Laela merengkuh bahu gue dan berkata,”Kamu kan belum jadi perawan tua, nggak usah khawatir deh, Ren. Santai aja, lagi. Atau kalau udah pengen banget, jadian aja sama Dimas!”
“Hah! Enak aja!” Gue dan Dimas menyergah bersamaan. Oh, plis deh. Gue ingin punya cowok yang ceriwis, bukan yang nggak hobi ngomong dan hobi ngemut permen kayak Dimas.
*
Perbincangan malam itu membekas di hati gue, tapi entah kenapa rasanya gue belum puas. Malah membuat gue jadi semakin ingin tahu kenapa sampai sekarang gue yang imut ini masih menjomblo. Oleh karena itu, gue memutuskan berkonsultasi dengan mbak Lisa, sepupu gue yang gaul dan modis abis.

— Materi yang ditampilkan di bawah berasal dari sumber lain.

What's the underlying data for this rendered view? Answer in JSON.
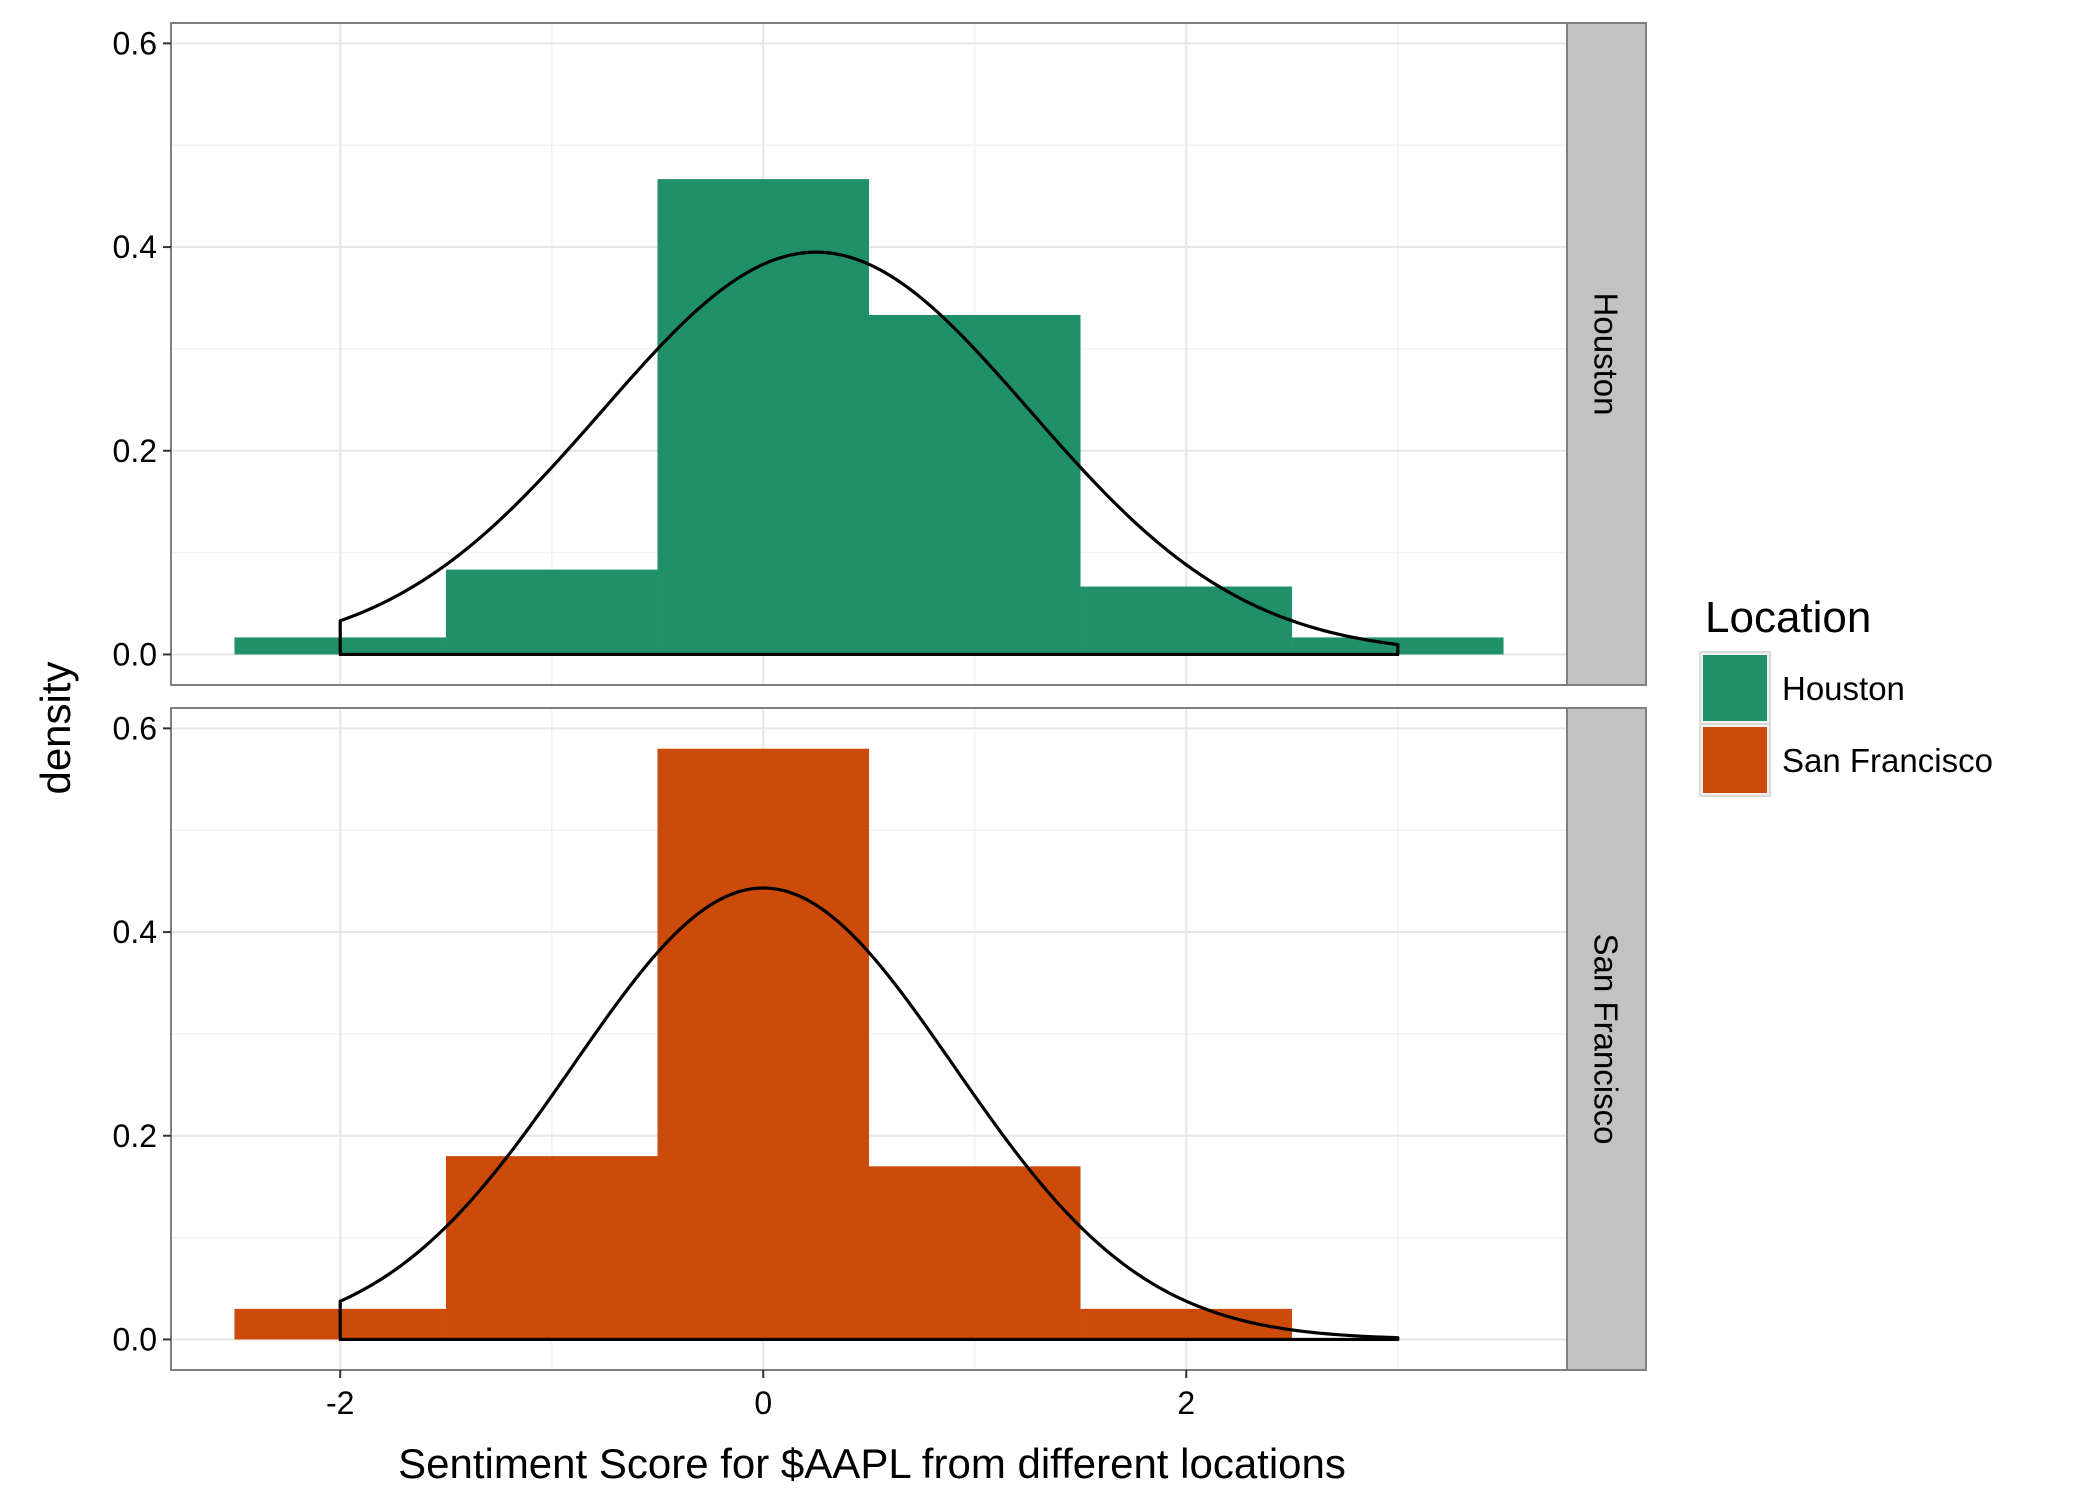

“Kamu tahu nggak, apa kesalahan yang kamu perbuat selama ini?”
Gue menggeleng.
“Dilihat dari penampilan kamu, kamu itu.. urakan banget!”
Bola mata gue hampir meloncat dari tempatnya. Gue.. urakan? Oke, penampilan gue emang (agak) norak dan sebagainya, tapi itu karena gue menganut paham kebebasan. Tapi rasanya gue rapi kok. Ehm, kayaknya sih.